Kamis, 26 November 2015

LAHIR, HIDUP dan MATI


Spiritual Supranatural, wawasan - Hidup di dunia ini hanya sementara. Ungkapan ini terlalu sering kita baca dan kita dengar pada berbagai kesempatan. Biasanya kita pun tanpa berpikir secara jauh segera mengiyakan dan menyetujuinya. Meskipun hanya di dalam hati. Kita jarang bertanya, benarkah hidup ini hanya sementara?

Kata sementara berarti sesaat saja. Sekejap mata, sak kedipan netro. Begitu orang Jawa biasa menyebutkan sifat hidup yang tidak abadi ini. Konon, hidup di dunia laksana seorang musafir yang berjalan jauh menuju sebuah tujuan tertentu. Dia harus memiliki bekal agar tidak kelaparan dan kehausan. Bekal pun ditata, direncanakan sebaik-baiknya. Bekal itu biasanya kemudian dimiskinkan maknanya. Yaitu bekal materi saja.

Yang terjadi kemudian, agar kita sukses dalam mengarungi bahtera hidup maka kita perlu menumpuk materi sebanyak-banyaknya. Agar kita tidak mengalami kesengsaraan, kemiskinan, kenistaan. Sejak usia kanak-kanak hingga dewasa, kita terus-menerus dijejali dengan pemahaman semacam ini. Beruntung, kita bertemu dengan banyak orang, tetangga, teman yang memiliki pemahaman yang sama.

Hanya sesekali kita menyadari bahwa bekal hidup yang sejati sebenarnya tidak hanya harta benda. Yaitu ketika kita masuk ke tempat ibadah, di gereja, di masjid, di pura, di kelenteng. Atau saat kita menonton acara mimbar agama di televisi.

Para ulama, pendeta, biksu, dan pemuka agama saat di mimbar akan menyerukan seruan agar kita mempersiapkan bekal hidup yang tidak hanya harta benda kekayaan, pangkat dan jabatan, karier dan pendidikan saja. Tetapi harus dilengkapi dengan ibadah-ibadah yang sudah dituntunkan oleh agama. Kita tidak diperkenankan keluar jalur agama karena nanti bisa tersesat ke jalan yang tidak berpeta. Bukankah bila kita memasuki daerah tanpa peta (kini GPS), kita akan mengalami kebingungan dan akhirnya tersesat?

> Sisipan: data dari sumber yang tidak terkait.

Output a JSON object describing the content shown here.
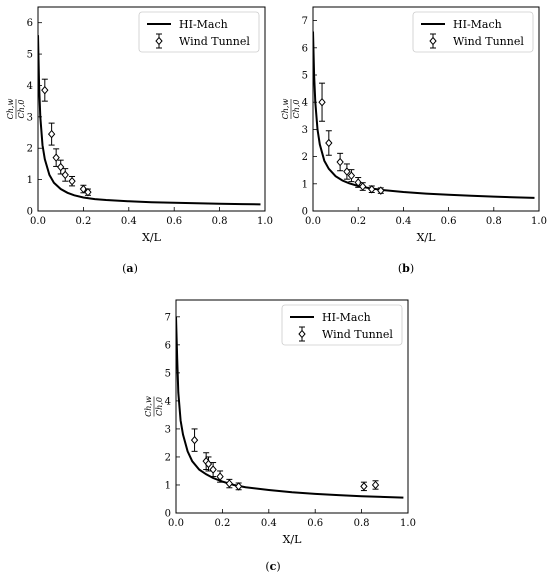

Selain saat khusus itu, kita terlalu banyak meluangkan waktu untuk menikmati hidup dengan berbagai sarana kebahagiaan yang menunjang kita untuk berperilaku serba cepat, instan dan mencari kemudahan-kemudahan. Hingga pada suatu ketika, kita disadarkan adanya kepastian yang paling tidak membahagiakan.

Satu persatu, orang-orang yang kita cintai pergi meninggalkan kita. Mulai dari buyut, kakek, nenek, ayah dan ibu. Kita juga mendapati ada satu dua tetangga yang meninggal. Bahkan akhirnya, kita melihat ada bencana alam dengan korban nyawa mencapai ribuan. Ya, kita akhirnya sepakat 100 persen bahwa kematian merupakan kepastian. Tak seorang pun dapat menghindar dan melepaskan diri dari cengkeramannya.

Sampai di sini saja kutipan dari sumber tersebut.